[Info-vax] OT: news from the trenches (re: Solaris)

johnwallace4 at yahoo.co.uk johnwallace4 at yahoo.co.uk
Wed Mar 11 08:35:21 EDT 2015


On Wednesday, 11 March 2015 11:06:59 UTC, seasoned_geek wrote:
> Sadly, putting VMS on x86 will ensure it a market life of minutes, not years. It is a special OS and needs a special kick booty chip. The earlier comments in this thread about Solaris running faster and better on SPARC T5 should provide a guiding light, but it won't. By all accounts Solaris should have been long gone from the market by now, but, a certain segment of the market cannot make do with Wal-mart quality chips so Solaris continues.
> 
> VMS also serves a market segment which cannot make do with Wal-mart quality chips. Porting VMS to Wal-mart quality chips ensures its demise. Porting VMS to the Wal-mart quality x86 line is like feeding chocolate to dogs. They beg for it, but for them it is fatal.

It's not The Chip Inside(tm) that makes a cheap x86 system a nasty
system, especially now Intel have finally abandoned that ridiculous
IA64 thing in favour of designing and making their own AMD64 clones
(x86-64 is of course an architecture which Intel HQ had earlier said
was impossible to do, but times change...).

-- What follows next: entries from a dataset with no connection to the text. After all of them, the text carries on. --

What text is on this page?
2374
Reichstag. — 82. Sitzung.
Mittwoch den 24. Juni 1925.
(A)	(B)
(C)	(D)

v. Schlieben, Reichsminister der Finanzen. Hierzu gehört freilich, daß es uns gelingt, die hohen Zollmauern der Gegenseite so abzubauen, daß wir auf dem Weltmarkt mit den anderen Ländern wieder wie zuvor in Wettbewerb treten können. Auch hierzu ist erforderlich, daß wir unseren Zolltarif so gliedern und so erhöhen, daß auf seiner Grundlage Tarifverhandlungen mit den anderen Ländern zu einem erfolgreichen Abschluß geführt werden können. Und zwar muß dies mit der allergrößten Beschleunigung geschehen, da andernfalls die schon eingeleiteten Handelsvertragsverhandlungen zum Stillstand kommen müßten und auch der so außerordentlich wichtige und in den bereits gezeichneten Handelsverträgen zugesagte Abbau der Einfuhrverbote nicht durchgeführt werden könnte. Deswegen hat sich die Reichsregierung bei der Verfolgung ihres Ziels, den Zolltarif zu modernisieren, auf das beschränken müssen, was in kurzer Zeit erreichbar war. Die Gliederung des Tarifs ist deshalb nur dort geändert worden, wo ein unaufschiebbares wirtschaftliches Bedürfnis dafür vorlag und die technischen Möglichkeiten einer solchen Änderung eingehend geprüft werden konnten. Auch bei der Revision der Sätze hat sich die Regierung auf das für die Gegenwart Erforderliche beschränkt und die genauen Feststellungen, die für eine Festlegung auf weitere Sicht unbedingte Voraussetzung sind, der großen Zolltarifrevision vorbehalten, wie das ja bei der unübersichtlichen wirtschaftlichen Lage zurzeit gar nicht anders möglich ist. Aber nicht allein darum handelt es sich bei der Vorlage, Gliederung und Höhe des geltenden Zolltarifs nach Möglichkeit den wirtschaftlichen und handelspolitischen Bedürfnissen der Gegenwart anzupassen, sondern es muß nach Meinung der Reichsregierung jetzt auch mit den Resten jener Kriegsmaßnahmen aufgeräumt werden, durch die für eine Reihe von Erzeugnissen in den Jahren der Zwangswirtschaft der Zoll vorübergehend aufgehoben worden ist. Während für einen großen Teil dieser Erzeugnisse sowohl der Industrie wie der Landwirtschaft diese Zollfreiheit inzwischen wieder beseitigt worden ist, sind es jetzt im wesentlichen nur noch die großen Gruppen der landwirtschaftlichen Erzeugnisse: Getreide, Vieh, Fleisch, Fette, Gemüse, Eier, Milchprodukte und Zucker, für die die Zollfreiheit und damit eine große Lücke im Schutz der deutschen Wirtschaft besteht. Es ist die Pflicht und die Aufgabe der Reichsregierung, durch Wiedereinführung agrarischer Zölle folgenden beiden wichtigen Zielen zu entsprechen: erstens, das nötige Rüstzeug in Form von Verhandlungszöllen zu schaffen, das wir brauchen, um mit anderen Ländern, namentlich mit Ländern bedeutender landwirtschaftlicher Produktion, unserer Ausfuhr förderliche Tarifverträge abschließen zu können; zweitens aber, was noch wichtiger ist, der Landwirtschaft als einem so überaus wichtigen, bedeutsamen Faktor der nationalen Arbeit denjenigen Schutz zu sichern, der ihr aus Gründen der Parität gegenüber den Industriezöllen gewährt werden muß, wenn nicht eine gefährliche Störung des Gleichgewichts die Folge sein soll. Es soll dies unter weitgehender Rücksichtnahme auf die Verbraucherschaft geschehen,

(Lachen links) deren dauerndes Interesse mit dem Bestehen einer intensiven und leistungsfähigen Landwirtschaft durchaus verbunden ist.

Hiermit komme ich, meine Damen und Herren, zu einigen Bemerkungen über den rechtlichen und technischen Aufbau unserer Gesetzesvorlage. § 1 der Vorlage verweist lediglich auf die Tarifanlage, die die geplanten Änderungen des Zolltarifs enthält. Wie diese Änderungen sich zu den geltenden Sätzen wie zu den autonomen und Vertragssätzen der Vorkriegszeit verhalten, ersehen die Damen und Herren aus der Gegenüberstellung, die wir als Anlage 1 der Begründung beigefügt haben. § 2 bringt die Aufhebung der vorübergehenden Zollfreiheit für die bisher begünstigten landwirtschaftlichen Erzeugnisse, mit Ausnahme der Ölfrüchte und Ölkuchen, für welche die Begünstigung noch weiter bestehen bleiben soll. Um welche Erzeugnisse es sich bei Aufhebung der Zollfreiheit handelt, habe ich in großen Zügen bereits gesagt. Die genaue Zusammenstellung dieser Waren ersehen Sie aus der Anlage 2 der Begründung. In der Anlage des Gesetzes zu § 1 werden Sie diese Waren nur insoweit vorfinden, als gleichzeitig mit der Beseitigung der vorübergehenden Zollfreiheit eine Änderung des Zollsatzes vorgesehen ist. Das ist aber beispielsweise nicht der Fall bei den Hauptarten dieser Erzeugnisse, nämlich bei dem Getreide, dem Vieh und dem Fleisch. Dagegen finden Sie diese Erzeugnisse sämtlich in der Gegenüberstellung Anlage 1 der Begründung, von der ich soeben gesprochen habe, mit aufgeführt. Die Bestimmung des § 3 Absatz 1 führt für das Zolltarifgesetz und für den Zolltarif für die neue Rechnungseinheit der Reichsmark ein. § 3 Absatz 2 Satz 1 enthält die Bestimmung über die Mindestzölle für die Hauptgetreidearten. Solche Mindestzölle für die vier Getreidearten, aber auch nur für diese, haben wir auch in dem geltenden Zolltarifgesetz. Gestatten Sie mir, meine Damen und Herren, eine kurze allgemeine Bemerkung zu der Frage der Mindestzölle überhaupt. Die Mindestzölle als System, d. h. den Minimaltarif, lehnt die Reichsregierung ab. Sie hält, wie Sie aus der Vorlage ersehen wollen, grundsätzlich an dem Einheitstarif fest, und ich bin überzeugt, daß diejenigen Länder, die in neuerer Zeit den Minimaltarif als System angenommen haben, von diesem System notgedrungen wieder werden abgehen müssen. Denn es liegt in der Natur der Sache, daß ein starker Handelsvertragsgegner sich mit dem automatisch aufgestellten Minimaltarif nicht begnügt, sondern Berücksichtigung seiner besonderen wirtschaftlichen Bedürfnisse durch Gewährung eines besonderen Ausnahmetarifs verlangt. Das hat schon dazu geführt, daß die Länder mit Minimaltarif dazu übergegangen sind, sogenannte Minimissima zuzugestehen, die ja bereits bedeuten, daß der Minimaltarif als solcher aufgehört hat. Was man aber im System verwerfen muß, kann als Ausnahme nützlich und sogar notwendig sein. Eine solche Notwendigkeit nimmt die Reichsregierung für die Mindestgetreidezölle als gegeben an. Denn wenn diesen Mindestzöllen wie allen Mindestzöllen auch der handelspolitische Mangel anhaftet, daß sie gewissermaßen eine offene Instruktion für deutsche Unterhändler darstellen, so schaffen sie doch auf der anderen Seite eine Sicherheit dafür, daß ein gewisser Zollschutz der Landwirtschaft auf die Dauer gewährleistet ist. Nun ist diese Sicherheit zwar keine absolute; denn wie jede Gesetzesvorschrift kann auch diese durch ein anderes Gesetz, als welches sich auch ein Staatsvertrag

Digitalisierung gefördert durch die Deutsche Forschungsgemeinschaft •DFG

People have been continuing to buy VMS largely *despite* IA64, not
*because* of IA64.

Porting VMS to AMD64 with support on a suitably qualified subset of 
HPQ servers, the same servers already found in most of the world's
enterprise-class datacentres [1], removes one of the obstacles to VMS's
continued survival. That announcment alone indicates that VSI are
to be taken reasonably seriously. Announcements are just a start.

A completed x86-64 port also removes one of the barriers to entry
for outfits that may just want a low cost low hassle way to try
kicking the tyres of a VMS system - no longer need there be any
need to try to scrounge an IA64 box from HP or a reseller, when
the hardware involved is likely the same hardware that is bread
and butter to these organisations. That may of course mean that
now isn't a good time for a reseller to be dependent on margins
on VMS-specific hardware, but any reseller still in that situation
has been heading for trouble anyway.

Lots of other things to think about for VSI and VMS.

[1] I see earlier this week HP announced a deal with Foxconn for 
"Cloudline" servers which are said to appeal to Facebook/Google/etc -
basically a commodity low end server with none of the Proliant value
add, a box that has little consequence if it fails because no one
really cares about lost or corrupt data at FB or G, and you can throw
the box away when it fails because they're bought by the thousand
on a 2year lifecycle anyway. I'm not sure why that will now be an HP
market just by adding an HP badge and HP margins. More relevantly,
massive but lightweight scalability historically hasn't been the VMS
market. It probably still isn't, but my crystal ball is bust again.